Anche l’energia eolica ha mostrato un incremento rispetto allo scorso anno nel mese di maggio, sebbene non abbia raggiunto il record stabilito nel mese di gennaio di quest’anno, in cui ha contribuito al 23% dell’elettricità nell’Unione europea.

L’impulso verso l’installazione di nuove fonti di energia rinnovabile ha anche comportato una diminuzione nella produzione di energia da combustibili fossili nel periodo da gennaio a maggio di quest’anno, permettendo l’affermazione dell’energia solare e eolica come principali contributori.

Un esempio significativo è il Portogallo, che ha installato 0,9 GW di energia solare fotovoltaica nel 2022, incrementando la sua capacità solare di oltre il 50% a 2,5 GW, sufficienti per alimentare circa un milione di abitazioni. Questo aumento della capacità ha spinto la generazione eolica e solare del Portogallo, nel mese di aprile, a rappresentare oltre il 50% della produzione di elettricità nel paese.
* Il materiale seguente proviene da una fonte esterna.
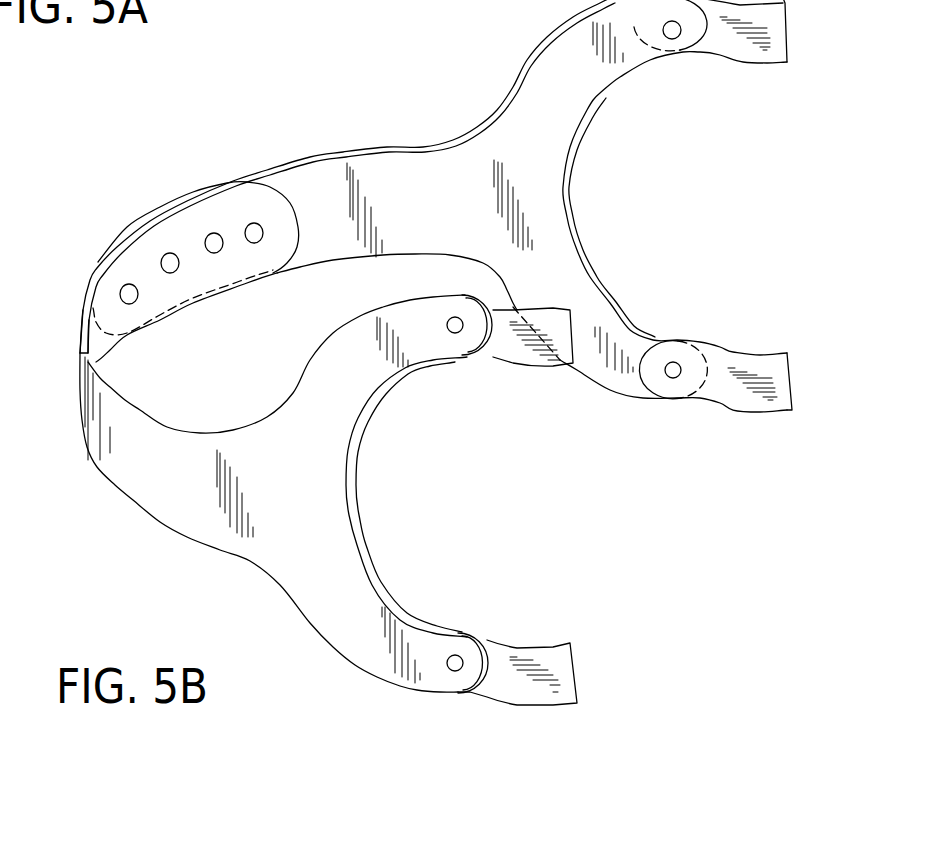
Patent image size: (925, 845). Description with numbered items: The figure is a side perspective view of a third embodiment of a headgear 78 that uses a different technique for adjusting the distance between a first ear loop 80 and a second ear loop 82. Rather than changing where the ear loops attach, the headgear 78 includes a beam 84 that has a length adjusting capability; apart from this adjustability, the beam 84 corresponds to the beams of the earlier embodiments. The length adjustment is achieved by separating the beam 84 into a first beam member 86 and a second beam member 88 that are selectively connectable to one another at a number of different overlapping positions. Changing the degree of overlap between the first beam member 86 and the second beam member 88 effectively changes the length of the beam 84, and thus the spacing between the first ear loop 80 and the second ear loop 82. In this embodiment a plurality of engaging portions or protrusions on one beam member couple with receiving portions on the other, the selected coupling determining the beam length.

The headgear 78 is at (694, 570).
The first ear loop 80 is at (293, 533).
The second ear loop 82 is at (550, 87).
The beam 84 is at (210, 158).
The first beam member 86 is at (80, 352).
The second beam member 88 is at (307, 177).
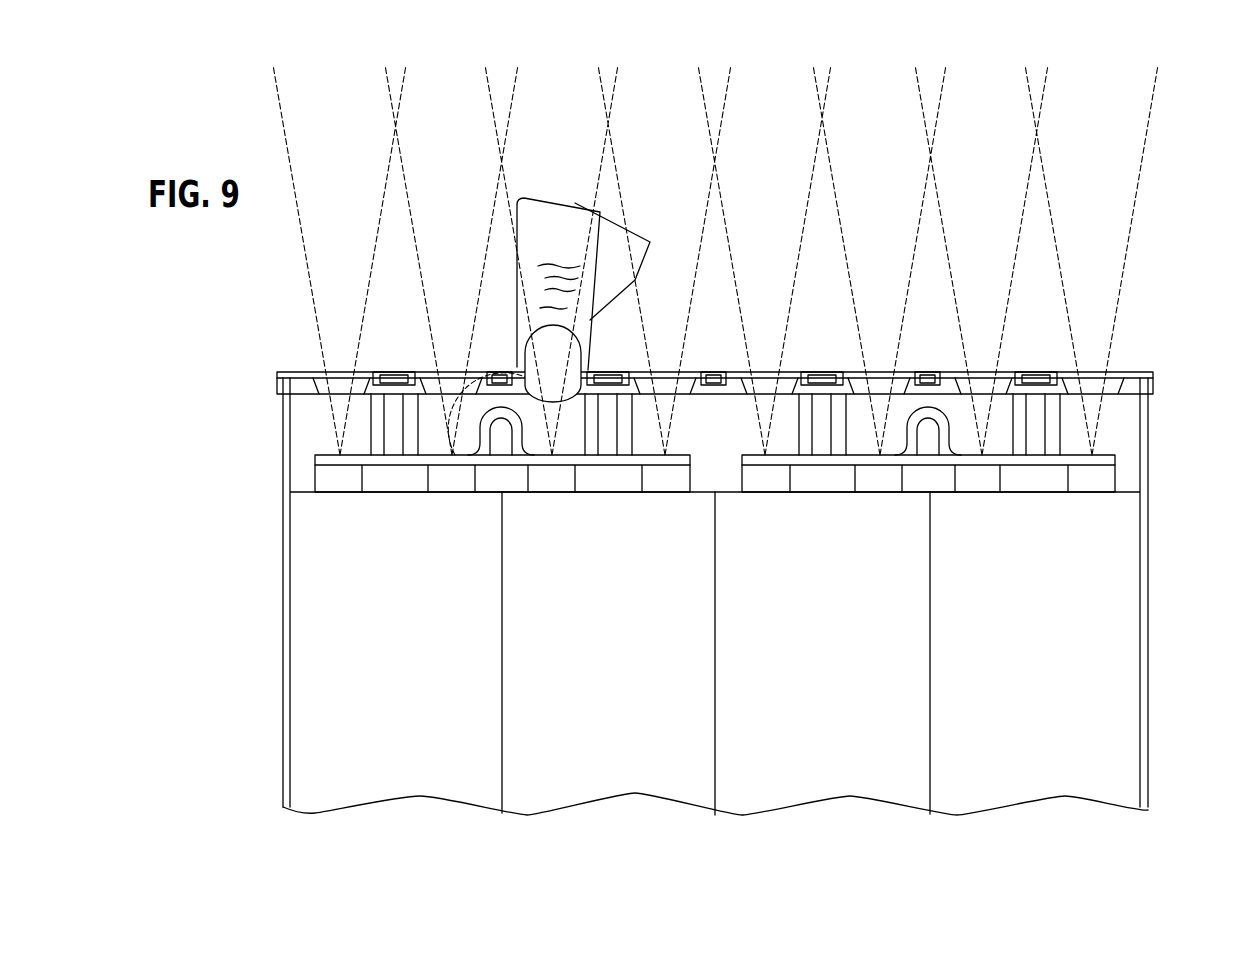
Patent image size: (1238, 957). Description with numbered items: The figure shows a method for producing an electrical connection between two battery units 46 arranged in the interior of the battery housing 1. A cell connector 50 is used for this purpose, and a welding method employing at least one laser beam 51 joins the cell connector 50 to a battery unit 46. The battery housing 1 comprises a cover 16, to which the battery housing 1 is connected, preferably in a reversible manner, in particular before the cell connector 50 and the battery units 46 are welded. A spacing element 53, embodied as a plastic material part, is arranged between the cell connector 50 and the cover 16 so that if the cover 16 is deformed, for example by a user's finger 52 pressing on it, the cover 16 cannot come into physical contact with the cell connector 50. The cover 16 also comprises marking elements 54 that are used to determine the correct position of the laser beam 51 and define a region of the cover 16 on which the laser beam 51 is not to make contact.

The battery housing 1 is at (1147, 450).
The cover 16 is at (1127, 387).
The battery unit 46 is at (390, 718).
The cell connector 50 is at (397, 462).
The laser beam 51 is at (1095, 147).
The finger 52 is at (563, 308).
The spacing element 53 is at (1050, 420).
The marking element 54 is at (932, 378).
Anche altri paesi dell’Unione europea, come Spagna, Svezia e Belgio, hanno raggiunto livelli record nella generazione di energia rinnovabile quest’anno.

Nell’UE si usano sempre meno combustibili fossili

L’uso di combustibili fossili, come il carbone e il gas, nell’Unione europea sta continuando a diminuire costantemente. Secondo “Ember“, nel mese di maggio il carbone ha generato solo il 10% dell’energia elettrica, mentre il gas ha raggiunto la sua quota più bassa dal 2018, pari al 15%. Questa tendenza è stata evidente già dalla fine del 2022 e si è protratta nei primi mesi dell’anno in corso, con prospettive di ulteriore riduzione nel futuro.
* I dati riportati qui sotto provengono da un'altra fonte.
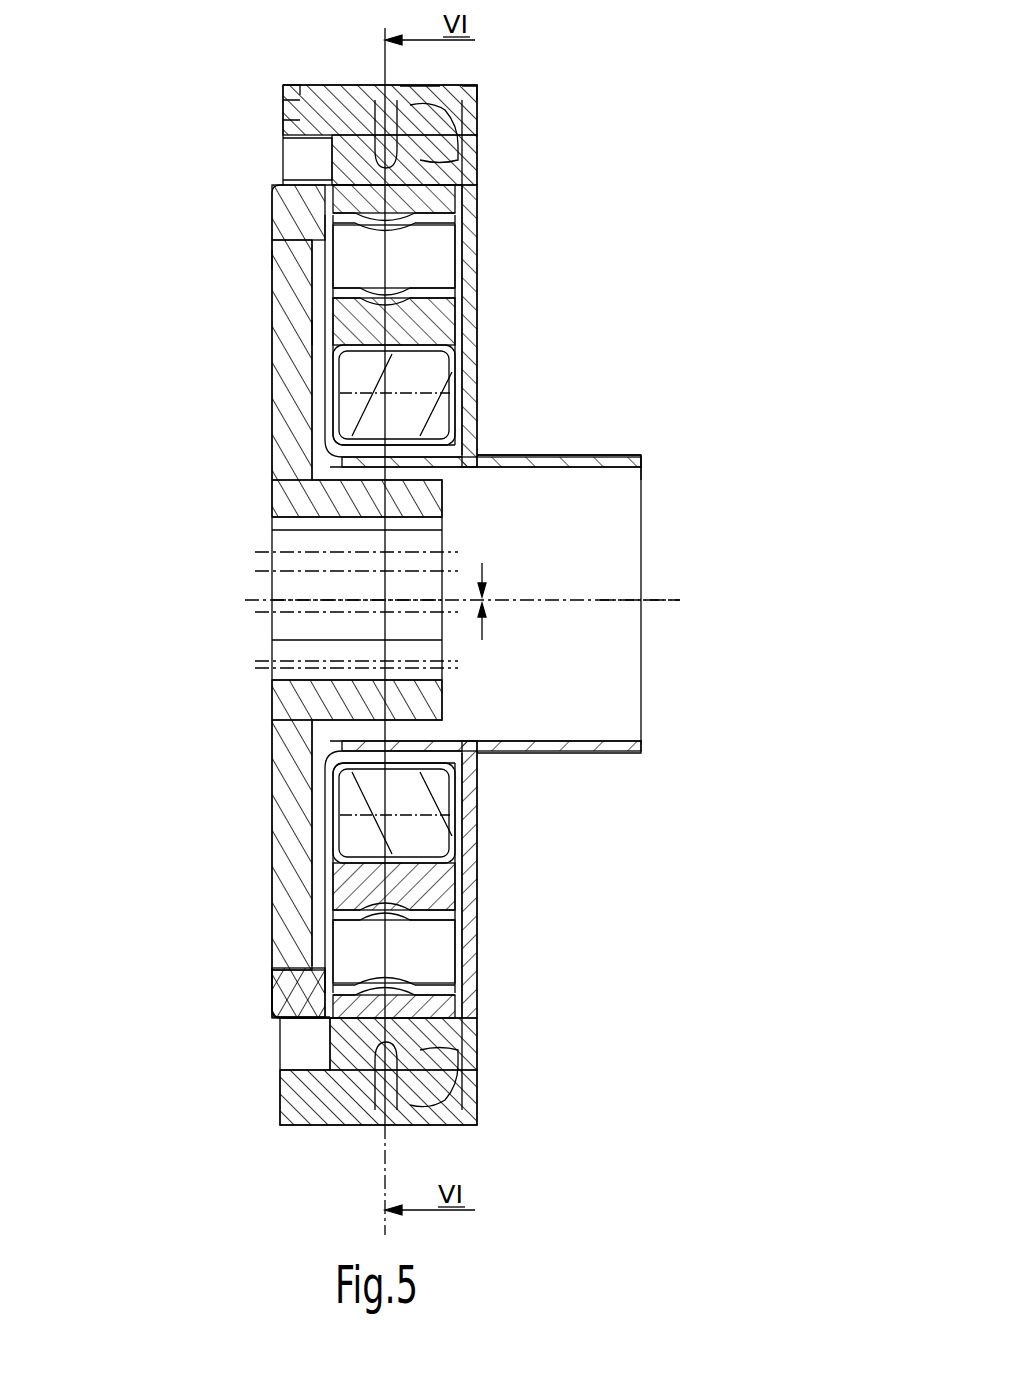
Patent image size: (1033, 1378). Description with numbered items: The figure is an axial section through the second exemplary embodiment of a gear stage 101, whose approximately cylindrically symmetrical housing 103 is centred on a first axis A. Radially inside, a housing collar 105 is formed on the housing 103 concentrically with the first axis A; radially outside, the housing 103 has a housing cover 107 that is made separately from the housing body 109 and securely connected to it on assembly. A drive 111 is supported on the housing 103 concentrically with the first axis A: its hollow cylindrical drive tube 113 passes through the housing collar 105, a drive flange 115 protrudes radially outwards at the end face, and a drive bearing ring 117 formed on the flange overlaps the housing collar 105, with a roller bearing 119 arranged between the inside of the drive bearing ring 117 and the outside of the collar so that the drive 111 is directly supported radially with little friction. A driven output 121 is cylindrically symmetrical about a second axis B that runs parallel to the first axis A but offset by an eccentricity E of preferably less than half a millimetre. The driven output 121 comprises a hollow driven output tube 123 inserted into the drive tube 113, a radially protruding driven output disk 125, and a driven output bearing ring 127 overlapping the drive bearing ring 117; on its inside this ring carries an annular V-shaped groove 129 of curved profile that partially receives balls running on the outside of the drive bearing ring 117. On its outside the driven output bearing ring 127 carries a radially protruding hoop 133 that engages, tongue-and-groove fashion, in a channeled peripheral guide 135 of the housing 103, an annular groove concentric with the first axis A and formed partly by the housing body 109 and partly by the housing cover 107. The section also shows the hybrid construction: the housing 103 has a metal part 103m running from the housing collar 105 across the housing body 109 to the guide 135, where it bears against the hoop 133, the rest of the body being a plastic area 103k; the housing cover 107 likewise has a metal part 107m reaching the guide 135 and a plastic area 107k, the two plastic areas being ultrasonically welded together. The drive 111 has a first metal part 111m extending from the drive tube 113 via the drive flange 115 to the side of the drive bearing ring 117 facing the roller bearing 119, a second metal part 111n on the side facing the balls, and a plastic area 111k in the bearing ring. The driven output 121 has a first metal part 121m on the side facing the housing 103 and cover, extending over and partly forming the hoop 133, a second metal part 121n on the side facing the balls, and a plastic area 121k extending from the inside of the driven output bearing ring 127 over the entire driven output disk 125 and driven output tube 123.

The gear stage 101 is at (718, 240).
The housing 103 is at (488, 107).
The plastic area 103k is at (466, 84).
The metal part 103m is at (465, 175).
The housing collar 105 is at (497, 460).
The housing cover 107 is at (283, 118).
The plastic area 107k is at (283, 88).
The metal part 107m is at (352, 85).
The housing body 109 is at (445, 268).
The drive 111 is at (612, 764).
The plastic area 111k is at (335, 328).
The first metal part 111m is at (656, 462).
The second metal part 111n is at (440, 288).
The drive tube 113 is at (537, 757).
The drive flange 115 is at (330, 804).
The drive bearing ring 117 is at (440, 885).
The roller bearing 119 is at (400, 385).
The driven output 121 is at (257, 414).
The plastic area 121k is at (272, 258).
The first metal part 121m is at (460, 187).
The second metal part 121n is at (455, 223).
The driven output tube 123 is at (340, 680).
The driven output disk 125 is at (272, 940).
The driven output bearing ring 127 is at (337, 1018).
The V-shaped groove 129 is at (430, 945).
The hoop 133 is at (275, 207).
The guide 135 is at (408, 85).
The first axis A is at (678, 603).
The second axis B is at (312, 597).
The eccentricity E is at (493, 601).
Anche nei paesi europei che tradizionalmente si affidavano molto al carbone, come Germania e Polonia, si è registrato un minimo storico nell’utilizzo di questo combustibile. È interessante notare che in Germania, nonostante la chiusura delle ultime centrali nucleari avvenuta solo ad aprile, l’uso del carbone è sceso ai livelli più bassi sin dal 2020. Questo indica una transizione significativa verso fonti di energia alternative e sostenibili nell’Unione europea.